Worker Design Philosophy
Core Principle: Database as Single Source of Truth
Workers are designed as stateless executors that rely entirely on the database for state management, workflow decisions, and coordination. This approach ensures reliability, observability, and recovery capabilities in our distributed processing system.
What is a Worker?
All workers in our system follow the same foundational principles:
Stateless Execution
- No memory between operations - Workers don't retain context from previous executions
- No shared state - Workers don't communicate with each other directly
- Database dependency - All state and decisions come from database queries
- Crash resilient - Workers can be killed and restarted without losing anything
Database-Driven Architecture
- Single source of truth - Database contains all processing state and business rules
- Atomic operations - All database interactions are transactional
- Complete audit trail - Every action is recorded for debugging and monitoring
- Decision delegation - Workers ask database "what should I do?" rather than deciding
Core Worker Pattern
Every worker operation follows this pattern:
- Query database for work or state information
- Execute business logic based on database-provided context
- Update database with results and new state
- Create next job if part of multi-step workflow
Unified Worker Architecture
All workers in our system follow the same foundational pattern - they are stateless job processors that use the database as their single source of truth. Workers are differentiated by the job type they process, not by their execution pattern.
Core Worker Principles
- Stateless execution - No memory between job executions
- Database-driven - All state and decisions come from database queries
- Job queue based - All work flows through
processing_jobstable - Crash resilient - Workers can be killed and restarted without losing anything
- Type-specific - Each worker only processes jobs of its designated type
Universal Job Processing Pattern
Every worker follows this identical 5-step pattern for every job:
"Give me a job to do" (poll database)
- Query database for available work:
SELECT * FROM processing_jobs WHERE type = 'my_job_type' AND status = 'queued' - Use atomic operations to claim jobs and prevent race conditions
- Natural load balancing - idle workers automatically pick up more work
- Query database for available work:
"I'm starting this job" (update status to running)
- Immediately mark job as
runningwith timestamp - Record worker ID for tracking and debugging
- Establishes clear ownership and prevents duplicate processing
- Immediately mark job as
Do the actual work (business logic execution)
- Execute the business logic for this specific job type
- Handle all necessary external API calls, file operations, etc.

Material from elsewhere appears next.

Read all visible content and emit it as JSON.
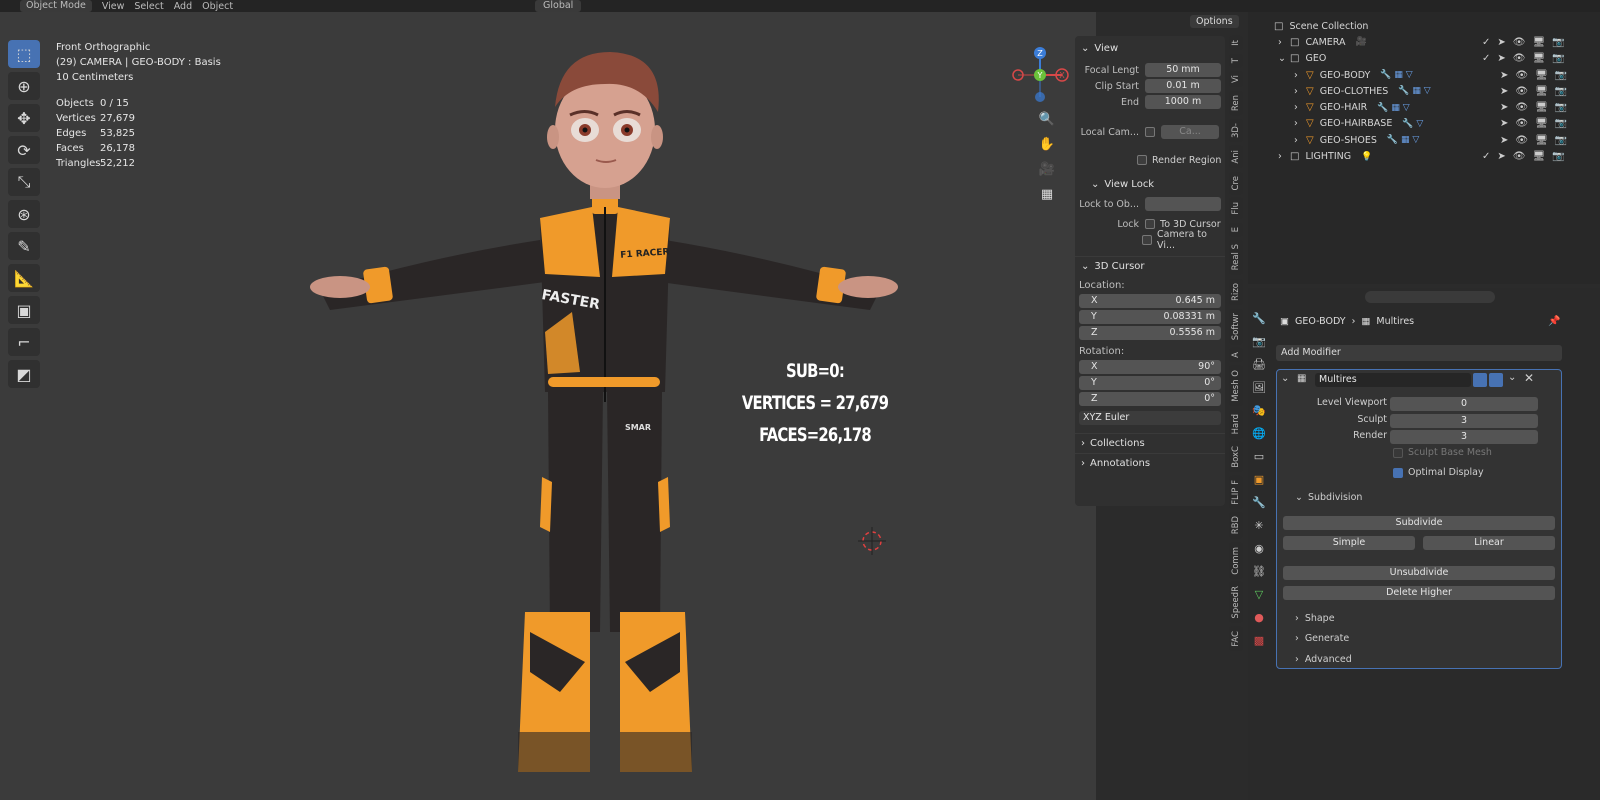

- Maintain focus on the single task at hand
"I finished, here's the result" (update status and result)
- Update job status to
completedorfailed - Store all results, error messages, and metadata in database
- Provide complete audit trail of what happened
- Update job status to
"Create next job if needed" (multi-step workflows)
- For multi-step workflows, create the next job in the sequence
- Example:
document_collectionworker createsocrjob when complete - Single-step jobs (like
basic_discovery) don't create follow-up jobs
User Experience vs Worker Implementation
From the worker perspective: All jobs are processed identically through the job queue system.
User experience differences are handled by the frontend:
- Wait for results: Frontend polls job status until completion (basic discovery)
- Background processing: Frontend shows "processing in background" and notifies when done (document collection, OCR, chunking)
Workers are completely unaware of how the frontend presents the job to users.
Implementation Benefits
Observability
- Complete visibility into system state through database queries
- Real-time monitoring of all job processing
- Historical analysis of performance and error patterns across all worker types
Recovery and Debugging
- Granular recovery - restart individual failed jobs
- Complete audit trail of all processing steps
- Manual intervention capabilities through database updates
- Failed jobs remain in queue for retry
Scalability
- Linear scaling - add workers without coordination overhead
- Natural load balancing through database polling
- No inter-worker communication or state synchronization needed
- Each worker type can be scaled independently
Reliability
- Single point of truth eliminates consistency problems
- Atomic database operations ensure data integrity
- Worker failures don't corrupt system state
- Failed jobs remain in queue for retry
Trade-offs and Considerations
Performance Overhead
- Additional database round-trips between job steps
- Serialization/deserialization of intermediate results
- Acceptable cost for operational benefits
Database Load
- Constant polling creates steady database traffic
- Requires proper indexing and connection pooling
- Database becomes critical system component
Complexity
- Requires building job scheduling and coordination infrastructure
- More complex than simple in-memory processing
- Justified by reliability and observability requirements
This philosophy prioritizes reliability, observability, and operational simplicity over raw performance, providing a consistent pattern for all types of processing workflows.